Few-atom noble metal nanoclusters have attracted a lot of interest due to their potential applications in biosensor development, imaging and catalysis. DNA-templated silver nanoclusters (AgNCs) are of particular interest as different emission colors can be obtained by changing the DNA sequence. A popular analytical application is fluorescence quenching by Hg(2+), where d(10)-d(10) metallophilic interaction has often been proposed for associating Hg(2+) with nanoclusters. However, it cannot explain the lack of response to other d(10) ions such as Zn(2+) and Cd(2+). In our effort to elucidate the quenching mechanism, we studied a total of eight AgNCs prepared by different hairpin DNA sequences; they showed different sensitivity to Hg(2+), and DNA with a larger cytosine loop size produced more sensitive AgNCs.
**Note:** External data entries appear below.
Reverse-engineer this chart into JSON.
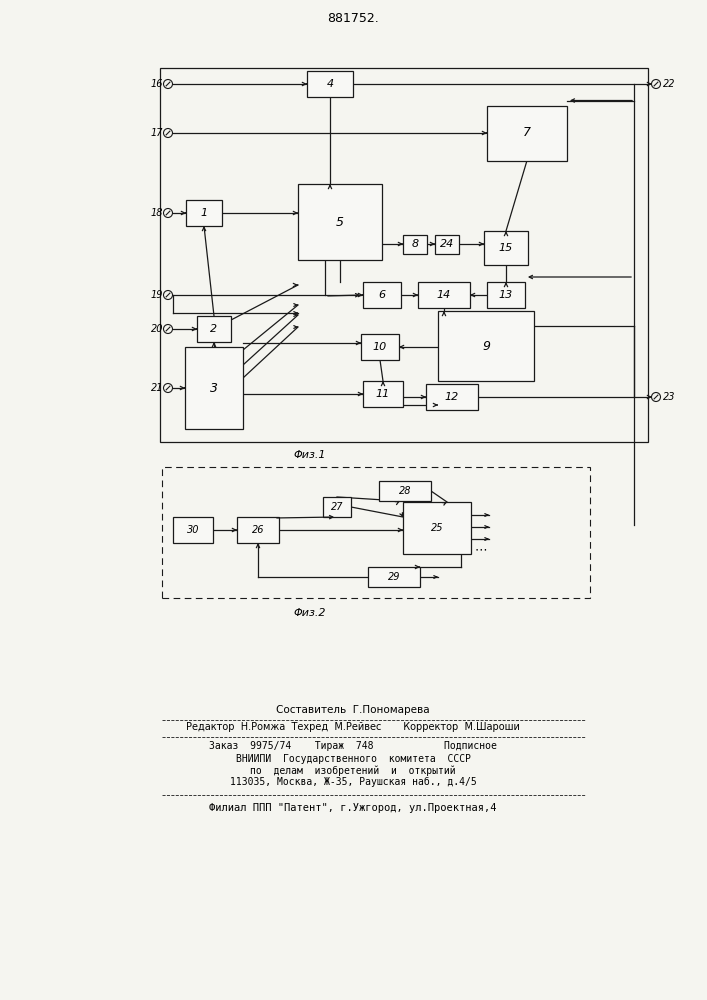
{
  "title": "881752.",
  "fig1_caption": "Φиз.1",
  "fig2_caption": "Φиз.2",
  "lc": "#1a1a1a",
  "bg": "#f5f5f0",
  "footer": [
    "Составитель  Г.Пономарева",
    "Редактор  Н.Ромжа  Техред  М.Рейвес       Корректор  М.Шароши",
    "Заказ  9975/74    Тираж  748            Подписное",
    "ВНИИПИ  Государственного  комитета  СССР",
    "по  делам  изобретений  и  открытий",
    "113035, Москва, Ж-35, Раушская наб., д.4/5",
    "Филиал ППП \"Патент\", г.Ужгород, ул.Проектная,4"
  ]
}
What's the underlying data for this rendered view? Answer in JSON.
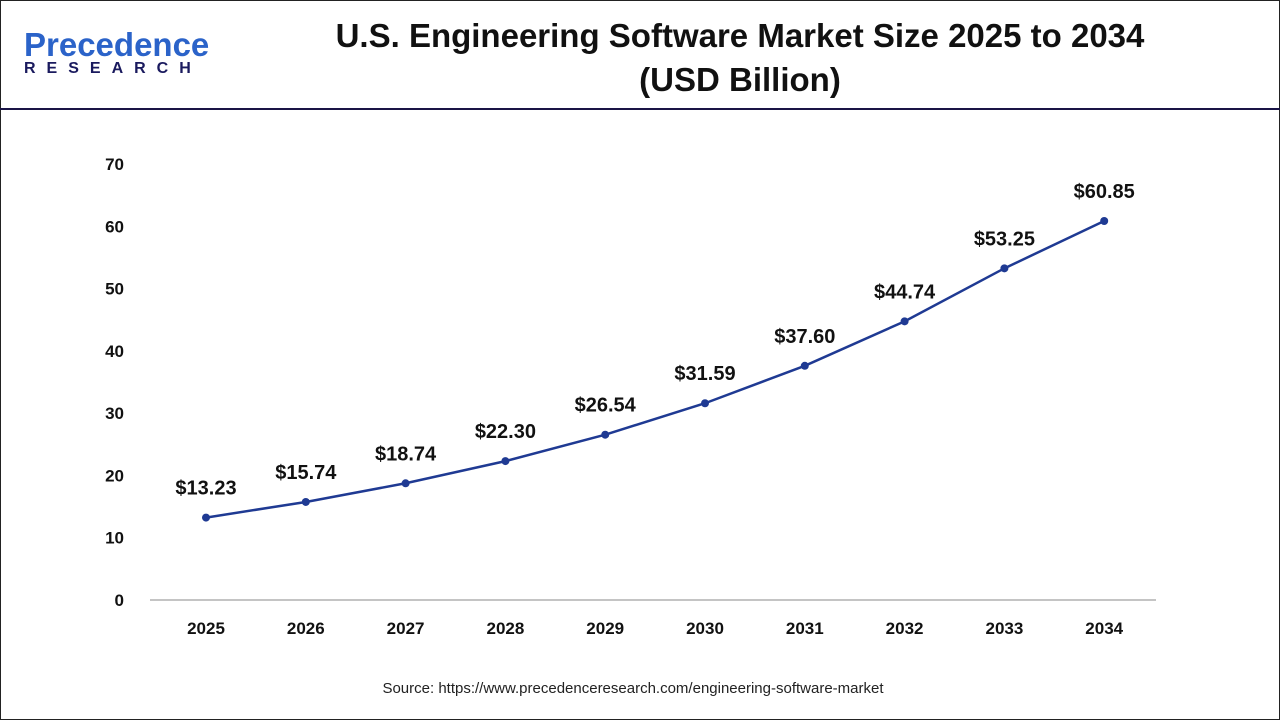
{
  "logo": {
    "line1": "Precedence",
    "line2": "RESEARCH"
  },
  "title_line1": "U.S. Engineering Software Market Size 2025 to 2034",
  "title_line2": "(USD Billion)",
  "source": "Source: https://www.precedenceresearch.com/engineering-software-market",
  "chart_data": {
    "type": "line",
    "title": "U.S. Engineering Software Market Size 2025 to 2034 (USD Billion)",
    "categories": [
      "2025",
      "2026",
      "2027",
      "2028",
      "2029",
      "2030",
      "2031",
      "2032",
      "2033",
      "2034"
    ],
    "values": [
      13.23,
      15.74,
      18.74,
      22.3,
      26.54,
      31.59,
      37.6,
      44.74,
      53.25,
      60.85
    ],
    "data_labels": [
      "$13.23",
      "$15.74",
      "$18.74",
      "$22.30",
      "$26.54",
      "$31.59",
      "$37.60",
      "$44.74",
      "$53.25",
      "$60.85"
    ],
    "yticks": [
      0,
      10,
      20,
      30,
      40,
      50,
      60,
      70
    ],
    "ylim": [
      0,
      70
    ],
    "grid": false,
    "line_color": "#1f3a93"
  }
}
In all the cases, samples strongly quenched by Hg(2+) were also more easily photobleached. Light of shorter wavelengths bleached AgNCs more potently, and photobleached samples can be recovered by NaBH4. Strong fluorescence quenching was also observed with high redox potential metal ions such as Ag(+), Au(3+), Cu(2+) and Hg(2+), but not with low redox potential ions. Such metal induced quenching cannot be recovered by NaBH4. Electronic absorption and mass spectrometry studies offered further insights into the oxidation reaction. Our results correlate many important experimental observations and will fuel the further growth of this field.